(left) A Singing Bowl-Celadon, a limited edition for Ashton Road created by Eugene, Ore., ceramicist Julie Reisner, using ancient Korean, Chinese and Japanese techniques and working in porcelain. (right) A quilt created by Chicago artist Sarah Nishiura. Her quilts have never been commercially sold.

(left) A Singing Bowl-Celadon, a limited edition for Ashton Road created by Eugene, Ore., ceramicist Julie Reisner, using ancient Korean, Chinese and Japanese techniques and working in porcelain. (right) A quilt created by Chicago artist Sarah Nishiura. Her quilts have never been commercially sold.



For every action, according to the universal law, comes a reaction.

As the book world crosses the digital divide, the art of fine bookmaking and letterpress printing persists.

As the Fred Meyers or Walmarts of the world absorb another field, somewhere a new farmer’s market springs to life.

In a world of mass production, real artists push back. Most real artists and artisans struggle, however, to connect with buyers.

Ashton Road, a company founded by three women entrepreneurs headquartered in Magnolia Village, aims to support artists and artisans who are better at creating beauty than marketing their own work.

The company’s “farm-to-market” business model is straightforward: to be a one-stop source for interior designers and homeowners for three-dimensional art, where beauty of form and function is the common thread. 

The business launched a few months ago.

Akemi Sagawa, a former Microsoft executive, lives in Magnolia and keeps her eye on the company spreadsheets; Carol Kipling, also of Magnolia, is a former Hollywood interior designer and artist who works with a stable of artisans, sometimes contributing her own design accents to achieve a more modernist look; Joann Hamick, who lives in Madison Park, is the other founding partner. The former executive for luxury resort real estate communities is the visionary and storyteller behind the art. 

When prodded to mention a memorable Hollywood celebrity, Kipling, though not a name-dropper, allowed Charlton Heston “was one of my favorites. He was a wonderful, sweet man. He even sent hand written notes.”
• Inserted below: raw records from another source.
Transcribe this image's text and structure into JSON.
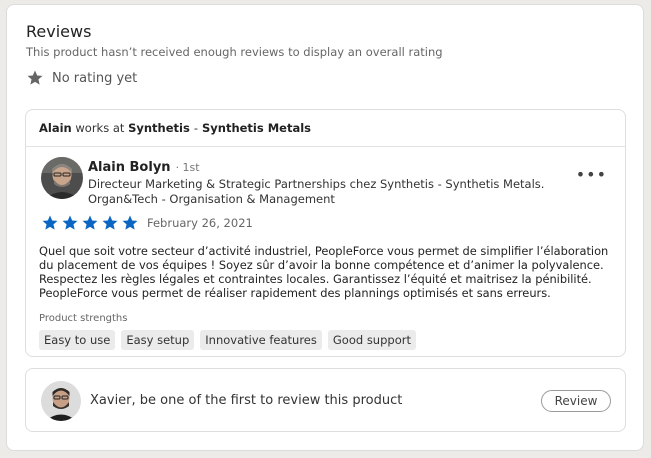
{
  "reviews": {
    "title": "Reviews",
    "subtitle": "This product hasn’t received enough reviews to display an overall rating",
    "rating_text": "No rating yet",
    "works_bar": {
      "name": "Alain",
      "works_at": "works at",
      "company": "Synthetis",
      "separator": "-",
      "company_full": "Synthetis Metals"
    },
    "review": {
      "reviewer_name": "Alain Bolyn",
      "degree": "· 1st",
      "headline": "Directeur Marketing & Strategic Partnerships chez Synthetis - Synthetis Metals. Organ&Tech - Organisation & Management",
      "stars": 5,
      "date": "February 26, 2021",
      "text": "Quel que soit votre secteur d’activité industriel, PeopleForce vous permet de simplifier l’élaboration du placement de vos équipes ! Soyez sûr d’avoir la bonne compétence et d’animer la polyvalence. Respectez les règles légales et contraintes locales. Garantissez l’équité et maitrisez la pénibilité. PeopleForce vous permet de réaliser rapidement des plannings optimisés et sans erreurs.",
      "strengths_label": "Product strengths",
      "strengths": [
        "Easy to use",
        "Easy setup",
        "Innovative features",
        "Good support"
      ],
      "more_icon": "more-horizontal-icon"
    },
    "cta": {
      "text": "Xavier, be one of the first to review this product",
      "button_label": "Review"
    },
    "colors": {
      "star_active": "#0a66c2",
      "star_inactive": "#666666"
    }
  }
}
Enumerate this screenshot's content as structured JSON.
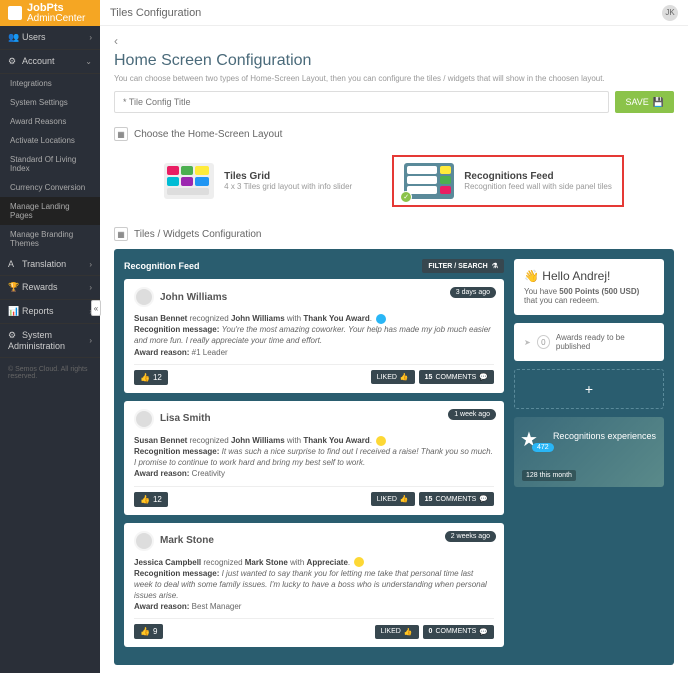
{
  "brand": {
    "name": "JobPts",
    "sub": "AdminCenter"
  },
  "topbar": {
    "title": "Tiles Configuration",
    "user_initials": "JK"
  },
  "sidebar": {
    "users_label": "Users",
    "account_label": "Account",
    "subs": {
      "integrations": "Integrations",
      "system_settings": "System Settings",
      "award_reasons": "Award Reasons",
      "activate_locations": "Activate Locations",
      "standard_of_living": "Standard Of Living Index",
      "currency_conversion": "Currency Conversion",
      "manage_landing": "Manage Landing Pages",
      "manage_branding": "Manage Branding Themes"
    },
    "translation_label": "Translation",
    "rewards_label": "Rewards",
    "reports_label": "Reports",
    "system_admin_label": "System Administration",
    "footer": "© Semos Cloud. All rights reserved.",
    "collapse": "«"
  },
  "page": {
    "back": "‹",
    "title": "Home Screen Configuration",
    "subtitle": "You can choose between two types of Home-Screen Layout, then you can configure the tiles / widgets that will show in the choosen layout.",
    "title_placeholder": "* Tile Config Title",
    "save": "SAVE"
  },
  "section": {
    "choose_layout": "Choose the Home-Screen Layout",
    "tiles_config": "Tiles / Widgets Configuration"
  },
  "layouts": {
    "grid": {
      "title": "Tiles Grid",
      "desc": "4 x 3 Tiles grid layout with info slider"
    },
    "feed": {
      "title": "Recognitions Feed",
      "desc": "Recognition feed wall with side panel tiles"
    }
  },
  "feed": {
    "header": "Recognition Feed",
    "filter": "FILTER / SEARCH",
    "cards": [
      {
        "name": "John Williams",
        "badge": "3 days ago",
        "line": "<b>Susan Bennet</b> recognized <b>John Williams</b> with <b>Thank You Award</b>. <span class='awic' style='background:#29b6f6'></span>",
        "msg": "<b>Recognition message:</b> <i>You're the most amazing coworker. Your help has made my job much easier and more fun. I really appreciate your time and effort.</i>",
        "reason": "<b>Award reason:</b> #1 Leader",
        "likes": "12",
        "liked": "LIKED",
        "c_count": "15",
        "comments": "COMMENTS"
      },
      {
        "name": "Lisa Smith",
        "badge": "1 week ago",
        "line": "<b>Susan Bennet</b> recognized <b>John Williams</b> with <b>Thank You Award</b>. <span class='awic' style='background:#fdd835'></span>",
        "msg": "<b>Recognition message:</b> <i>It was such a nice surprise to find out I received a raise! Thank you so much. I promise to continue to work hard and bring my best self to work.</i>",
        "reason": "<b>Award reason:</b> Creativity",
        "likes": "12",
        "liked": "LIKED",
        "c_count": "15",
        "comments": "COMMENTS"
      },
      {
        "name": "Mark Stone",
        "badge": "2 weeks ago",
        "line": "<b>Jessica Campbell</b> recognized <b>Mark Stone</b> with <b>Appreciate</b>. <span class='awic' style='background:#fdd835'></span>",
        "msg": "<b>Recognition message:</b> <i>I just wanted to say thank you for letting me take that personal time last week to deal with some family issues. I'm lucky to have a boss who is understanding when personal issues arise.</i>",
        "reason": "<b>Award reason:</b> Best Manager",
        "likes": "9",
        "liked": "LIKED",
        "c_count": "0",
        "comments": "COMMENTS"
      }
    ]
  },
  "side": {
    "hello": "Hello Andrej!",
    "points_pre": "You have ",
    "points": "500 Points (500 USD)",
    "points_post": " that you can redeem.",
    "awards_num": "0",
    "awards_text": "Awards ready to be published",
    "add": "+",
    "exp_title": "Recognitions experiences",
    "exp_num": "472",
    "exp_bottom": "128  this month"
  }
}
As a designer creating domestic sanctuaries for high-octane, Hollywood lives, Kipling observed, “Actors are high-strung. I would neutralize that with blues and greens.”

“You can tell everything about somebody by stepping into their room,” she added. 

At home in Japan, Sagawa said she never paid much attention to traditional Japanese ways – ikebana and the tea ceremony didn’t register. After moving to the Northwest in 1995 and experiencing  the region’s aesthetic affinities with her homeland, she had another take on where she came from: Sagawa now teaches ikebana. “The old crafts are disappearing in Japan,” she lamented.

Hamick said of this country’s increasingly fast pace of life: “We’re being asked to give up so much of our humanity.” 

Behind each of Ashton Road’s artists lies a story. Hamick tells of Midwest painter and quilter Sarah Nishiura, who makes a half-dozen quilts a year. Her unique and striking work has gone largely under-marketed.

Seattle glassmaker Robert Woldow’s modernistic pieces, with their matte finish, defy normal conceptions of glass art. Woldow has worked with Kipling on a series of cleanly elegant, glass trays, where, it seems, Piet Mondrian meets Zen.

Seattle artist Akiko Graham is a potter whose tableware has shown up in the restaurants of Tom Douglas and Blaine Wetzel, among many others. She works out of her West Seattle studio, where a scroll of a Li Po poem hangs on the wall while quiet appreciation for her work grows. 

As Hamick said of connecting buyer with artisan, “What we want people to feel is they’ve traveled and gone to another culture.”

Though the three express concern for the health of traditional arts and crafts here and abroad, “We believe in the power of the marketplace to make artists successful,” Hamick said.